People who use TSA PreCheck compare it with being back in a simpler and more innocent time. But there's a downside, just as there is with customer loyalty programs at grocery stores. Programs such as PreCheck make a higher level of constant surveillance acceptable to more people. Suddenly, individuals who don't want to go along look extra suspicious. By definition, they are abnormal.
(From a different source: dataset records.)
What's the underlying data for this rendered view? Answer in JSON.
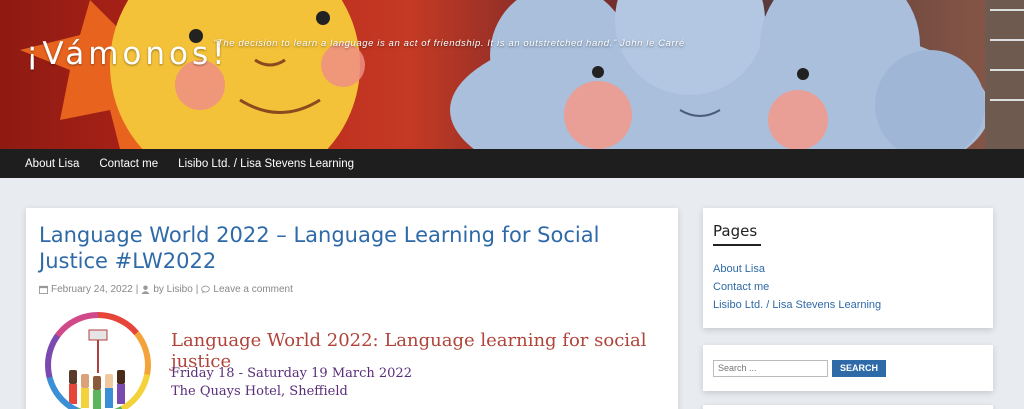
{
  "site": {
    "title": "¡Vámonos!",
    "tagline": "\"The decision to learn a language is an act of friendship. It is an outstretched hand.\" John le Carré"
  },
  "nav": {
    "items": [
      "About Lisa",
      "Contact me",
      "Lisibo Ltd. / Lisa Stevens Learning"
    ]
  },
  "post": {
    "title": "Language World 2022 – Language Learning for Social Justice #LW2022",
    "date": "February 24, 2022",
    "separator": "|",
    "author": "by Lisibo",
    "comments": "Leave a comment",
    "image": {
      "heading": "Language World 2022: Language learning for social justice",
      "dates": "Friday 18 - Saturday 19 March 2022",
      "venue": "The Quays Hotel, Sheffield"
    }
  },
  "sidebar": {
    "pages_title": "Pages",
    "pages": [
      "About Lisa",
      "Contact me",
      "Lisibo Ltd. / Lisa Stevens Learning"
    ],
    "search_placeholder": "Search ...",
    "search_button": "SEARCH"
  }
}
Security becomes faster, more efficient, and more effective through predictive analytics and automation so you should expect to be interacting with predictive screeners in more places beyond the X-ray line at the airport. But for computer programs, clearing people to get on a plane isn't as clear as putting widgets in a box. Trained algorithms are more sensitive than an old-school southern sheriff when it comes to what is “abnormal.” Yet when a deputy or state trooper questions you on the side of the road, he knows only as much about you as he can perceive with his eyes, his ears, and his nose (or perhaps his dog's nose if his dog's at the border). Because the digital trail we leave behind is so extensive, the potential reach of these programs is far greater.
And they're sniffing you already. Today, many of these programs are already in use to scan for “insider threats.” If you don't consider yourself an insider, think again.

Abnormal on the “Inside”

The location is Fort Hood, Texas. The date is November 5, 2009. It is shortly after 1
P.M
.

Army psychiatrist Major Nidal Hasan approaches the densely packed Soldier Readiness Processing Center where hundreds of soldiers are awaiting medical screening. At 1:20
P.M
., Hasan, who is a Muslim, bows his head and utters a brief Islamic prayer. Then he withdraws an FN Hertsal 5.7 semiautomatic pistol (a weapon he selected based on the high capacity of its magazine) and another pistol.
9

As he begins firing, the unarmed soldiers take cover. Hasan discharges the weapon methodically, in controlled bursts. Soldiers hear rapid shots, then silence, then shots. Several wounded men attempt to flee from the building and Hasan chases them. This is how thirty-four-year-old police sergeant Kimberly D. Munley encounters him, walking quickly after a group of bleeding soldiers who have managed to make it out of the center. Hasan is firing on them as though shooting at a coven of quail that has jumped up from a bluff of tall grass. Munley draws her gun and pulls the trigger. Hasan turns, charges, fires, and hits Munley in the legs and wrists before she lands several rounds in his torso and he collapses. The entire assault has lasted seven minutes and has left thirteen dead, thirty-eight wounded.
10

Following the Fort Hood incident, the Federal Bureau of Investigation, Texas Rangers, and U.S. chattering classes went about the usual business of disaster forensics, piecing together (or inventing) the hidden story of what made Hasan snap, finding the “unmistakable” warning signs in Hasan's behavior that point to the crime he was about to commit. After systematic abuse from other soldiers Hasan had become withdrawn. He wanted out of the military but
felt trapped. Some of Hasan's superiors had pegged him as a potential “insider threat” years before the Hood shootings, but when they reported their concerns, nothing came of it. The biggest warning signal sounded in the summer of 2009 when Hasan went out shopping for very specific and nonstandard-issue firearms.